It is not unusual to hear people preferring not to file cases before the courts to claim their rights through them, despite the fact that article 37 of the Ethiopian Constitution reads “every person has the right to bring justifiable disputes to and to obtain a decision or judgment by, a court of law or, where appropriate, by another body with judicial power.”
If they have to go to court at all, it seems that people are happier to stand as a defendant than appear as a plaintiff. There is also a saying that circulates among law students, “victims may, at times, go even to the extent of relinquishing their claims than demanding them through the existing intricate procedure.’’
It is also common to hear public figures such as leaders of opposing political parties, activists, and journalists expressing their doubt and frustration over the judicial system.
Such perceptions amount to nothing but a lack of public confidence and trust in the judiciary.
Of course, the government and authorities in the judicial system have never denied that there exists a problem except that they are always disingenuous in figuring out where exactly the primary institutional bottlenecks lie and do not give a lasting solution.
A week ago when celebrating Seventh Justice Week, the president of the Federal High Court and others, for example, attributed the root causes of the problem in the judicial system – like EPRDF’s usual rhetoric – to rent-seeking attitudes, unethical behaviours, and inefficiency due to lack of ICT infrastructure. However, these are manifestations of the problem, not the causes, and such assessments are meant to be intentionally distracting from knowing the main cause.
It is not, in any way, to indicate that the absence of judicial infrastructure, lack of professionalism, an insufficient number of justices and judges, lack of commitment, rent-seeking mentality are not contributors to the partial, intolerably sluggish, inefficient, unpredictable, and costly judicial system in the country. Indeed they are, including the many cultural legacies and practices that are allergies to justice.
However, in the absence of interest to look into the root of the problem, which is a lack of judicial independence, it would be impossible to improve the effectiveness and the level of impartiality of justice, put in place an efficient system of justice, and advance efficient law enforcement.
Even though the essence of judicial independence is founded on the premise that decisions should be impartial and not be subjected to influence from other branches of government or political interests, the interventionist behaviours of the successive governments of Ethiopia could not institutionalise an independent judiciary, that all citizens could trust and feel confident about.
Putting the past regimes aside for now, it would not be simple for us to imagine that the current EPRDF government wants to see an independent judiciary. It all emanates from its ideological conviction. The EPRDFites are interventionists. The type of developmental state they run is all about intervening in the political economy. It is hard to be convinced that the behaviour of playing vanguard and the long hand of the government could suddenly hold itself back from the gates of the judicial system. It is a stand and most of all a behaviour of the government that not only applies to the institutions that may need routine political guidance but it also overflows to those institutions that are supposed to work only by the rule of law.

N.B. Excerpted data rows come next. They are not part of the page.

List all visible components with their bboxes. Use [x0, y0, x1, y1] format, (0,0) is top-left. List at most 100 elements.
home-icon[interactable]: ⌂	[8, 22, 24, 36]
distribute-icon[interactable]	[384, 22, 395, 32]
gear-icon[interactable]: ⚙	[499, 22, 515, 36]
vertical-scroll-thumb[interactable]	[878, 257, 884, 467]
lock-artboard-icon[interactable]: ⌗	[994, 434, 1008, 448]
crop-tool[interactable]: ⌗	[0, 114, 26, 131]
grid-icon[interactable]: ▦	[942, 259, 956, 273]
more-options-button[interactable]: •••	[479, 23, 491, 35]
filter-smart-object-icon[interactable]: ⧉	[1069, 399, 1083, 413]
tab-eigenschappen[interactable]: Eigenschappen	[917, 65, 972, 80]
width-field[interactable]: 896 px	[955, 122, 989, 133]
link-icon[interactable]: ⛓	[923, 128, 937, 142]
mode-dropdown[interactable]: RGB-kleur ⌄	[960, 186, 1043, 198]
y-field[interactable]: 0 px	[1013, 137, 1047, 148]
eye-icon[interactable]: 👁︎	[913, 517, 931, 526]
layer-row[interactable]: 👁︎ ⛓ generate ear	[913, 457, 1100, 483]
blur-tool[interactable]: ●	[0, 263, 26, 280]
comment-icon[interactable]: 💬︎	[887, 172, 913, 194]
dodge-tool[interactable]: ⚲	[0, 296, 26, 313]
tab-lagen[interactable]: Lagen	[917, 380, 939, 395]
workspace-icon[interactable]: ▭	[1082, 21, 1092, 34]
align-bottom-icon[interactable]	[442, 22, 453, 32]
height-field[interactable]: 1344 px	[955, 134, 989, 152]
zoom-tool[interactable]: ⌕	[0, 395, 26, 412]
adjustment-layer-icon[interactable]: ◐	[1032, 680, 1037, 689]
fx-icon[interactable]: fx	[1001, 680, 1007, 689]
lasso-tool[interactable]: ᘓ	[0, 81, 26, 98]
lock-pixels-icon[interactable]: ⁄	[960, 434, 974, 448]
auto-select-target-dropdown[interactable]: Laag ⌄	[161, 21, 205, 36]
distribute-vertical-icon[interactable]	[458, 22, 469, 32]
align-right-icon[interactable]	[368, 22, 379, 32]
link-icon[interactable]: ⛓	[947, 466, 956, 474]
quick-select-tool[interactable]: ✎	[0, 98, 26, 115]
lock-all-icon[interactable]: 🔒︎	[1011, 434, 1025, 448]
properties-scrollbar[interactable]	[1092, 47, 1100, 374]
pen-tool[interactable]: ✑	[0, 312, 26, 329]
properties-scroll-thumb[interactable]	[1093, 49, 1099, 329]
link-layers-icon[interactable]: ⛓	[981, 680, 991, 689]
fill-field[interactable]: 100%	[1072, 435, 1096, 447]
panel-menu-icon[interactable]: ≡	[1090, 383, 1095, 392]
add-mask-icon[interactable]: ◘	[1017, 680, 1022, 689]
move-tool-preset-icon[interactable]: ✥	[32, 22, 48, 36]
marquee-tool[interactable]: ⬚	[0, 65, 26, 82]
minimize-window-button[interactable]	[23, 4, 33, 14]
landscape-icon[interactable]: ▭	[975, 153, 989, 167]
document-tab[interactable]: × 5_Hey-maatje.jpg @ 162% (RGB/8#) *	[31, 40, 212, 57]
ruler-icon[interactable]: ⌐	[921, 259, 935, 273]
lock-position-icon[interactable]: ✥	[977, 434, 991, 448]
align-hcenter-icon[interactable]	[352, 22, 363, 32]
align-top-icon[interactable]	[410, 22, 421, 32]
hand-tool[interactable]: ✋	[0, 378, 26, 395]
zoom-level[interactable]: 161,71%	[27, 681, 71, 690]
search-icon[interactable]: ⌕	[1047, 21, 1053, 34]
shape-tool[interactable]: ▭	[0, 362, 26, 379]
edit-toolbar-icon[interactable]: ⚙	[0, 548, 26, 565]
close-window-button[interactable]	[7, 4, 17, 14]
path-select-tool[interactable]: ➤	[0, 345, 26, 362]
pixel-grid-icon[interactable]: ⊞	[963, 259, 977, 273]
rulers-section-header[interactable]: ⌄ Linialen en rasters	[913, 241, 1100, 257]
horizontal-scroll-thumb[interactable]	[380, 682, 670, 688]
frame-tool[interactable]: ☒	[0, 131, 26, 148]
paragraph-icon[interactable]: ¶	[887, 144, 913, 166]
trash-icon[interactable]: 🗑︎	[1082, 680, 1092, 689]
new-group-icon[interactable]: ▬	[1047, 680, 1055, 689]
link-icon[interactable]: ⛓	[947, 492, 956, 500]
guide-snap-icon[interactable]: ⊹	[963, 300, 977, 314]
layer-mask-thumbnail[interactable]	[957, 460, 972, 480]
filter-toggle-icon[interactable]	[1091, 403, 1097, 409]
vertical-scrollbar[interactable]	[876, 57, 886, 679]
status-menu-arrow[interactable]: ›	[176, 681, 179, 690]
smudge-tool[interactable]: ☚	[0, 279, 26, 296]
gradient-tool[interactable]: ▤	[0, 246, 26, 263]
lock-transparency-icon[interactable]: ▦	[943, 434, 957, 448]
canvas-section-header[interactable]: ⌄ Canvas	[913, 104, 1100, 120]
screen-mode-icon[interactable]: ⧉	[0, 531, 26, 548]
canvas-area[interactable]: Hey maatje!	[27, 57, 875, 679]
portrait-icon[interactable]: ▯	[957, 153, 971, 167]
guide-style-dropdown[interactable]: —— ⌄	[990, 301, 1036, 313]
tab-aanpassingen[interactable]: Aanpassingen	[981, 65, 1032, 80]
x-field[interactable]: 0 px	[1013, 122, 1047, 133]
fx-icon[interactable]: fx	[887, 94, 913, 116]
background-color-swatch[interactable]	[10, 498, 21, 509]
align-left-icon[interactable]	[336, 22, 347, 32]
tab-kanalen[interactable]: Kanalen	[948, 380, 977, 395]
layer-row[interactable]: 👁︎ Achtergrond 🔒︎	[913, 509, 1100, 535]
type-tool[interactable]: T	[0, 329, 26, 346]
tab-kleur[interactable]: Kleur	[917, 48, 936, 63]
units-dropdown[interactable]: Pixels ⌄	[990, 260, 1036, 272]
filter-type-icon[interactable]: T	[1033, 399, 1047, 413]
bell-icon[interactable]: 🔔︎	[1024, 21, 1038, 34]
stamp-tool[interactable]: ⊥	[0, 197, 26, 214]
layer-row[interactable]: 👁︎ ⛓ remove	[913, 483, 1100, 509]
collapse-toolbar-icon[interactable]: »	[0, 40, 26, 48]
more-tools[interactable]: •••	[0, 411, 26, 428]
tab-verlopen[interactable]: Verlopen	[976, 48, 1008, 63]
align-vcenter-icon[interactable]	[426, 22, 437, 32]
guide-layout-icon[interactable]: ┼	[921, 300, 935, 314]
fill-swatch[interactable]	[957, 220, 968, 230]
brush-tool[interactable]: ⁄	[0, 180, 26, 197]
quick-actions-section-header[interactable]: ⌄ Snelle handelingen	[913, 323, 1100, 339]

With the intention of making the concept of a developmental state and revolutionary democracy a hegemonic public belief, the ruling party has scratched multipartyism and diversity of political views from its mind and is desperately demanding everyone to conform to its ideals. The coalition does not like to see any obstacle coming from anyone against its ideological conviction. Neither is the judicial system left out from the list, albeit in a systematic way.
The process of nominating judges is not transparent in practice. EPRDF works tirelessly in selecting and indoctrinating university students in preparing its future leaders. The process of indoctrination includes law school students who become the future judges. It has been witnessed that many among the appointed leadership of the judicial system were previously public prosecutors or part of the executive body of the government, who may want to be more catholic than the pope in defending their ideology instead of working to maintain the rule of law.
The tribunals under the many executive branches of the government are where the government influences decisions or, if not, do not create the impression of an independent judiciary among the public. Add up to this the broad laws that the law-making body of the government produces. Proclamations that give a chance for wider interpretation are opportunities for the executive body to manipulate and use the gap to its advantage.
Above everything else, there is not a strong parliamentary check on the accountability of the process in particular and the judicial establishment in general due to the fact that the parliament itself is troubled for its gross partisanship to the ruling party.
All these make the judicial system not act independently. Without independence, it cannot get massive support from the public, and gain its trust and confidence. In the end, unless the system genuinely investigates to understand its institutional problems and try to transform itself accordingly, trying to achieve good governance, human security, and sustainable development in the country will be in vain.
But in case there is an interest to change the trend, there is a practice in South Africa worth considering. While the legislative body of the country is largely dominated by the ruling ANC, like Ethiopia’s EPRDF, South Africa’s judicial establishment is ferociously autonomous and zealously independent despite the many attempts by the executive body to interfere.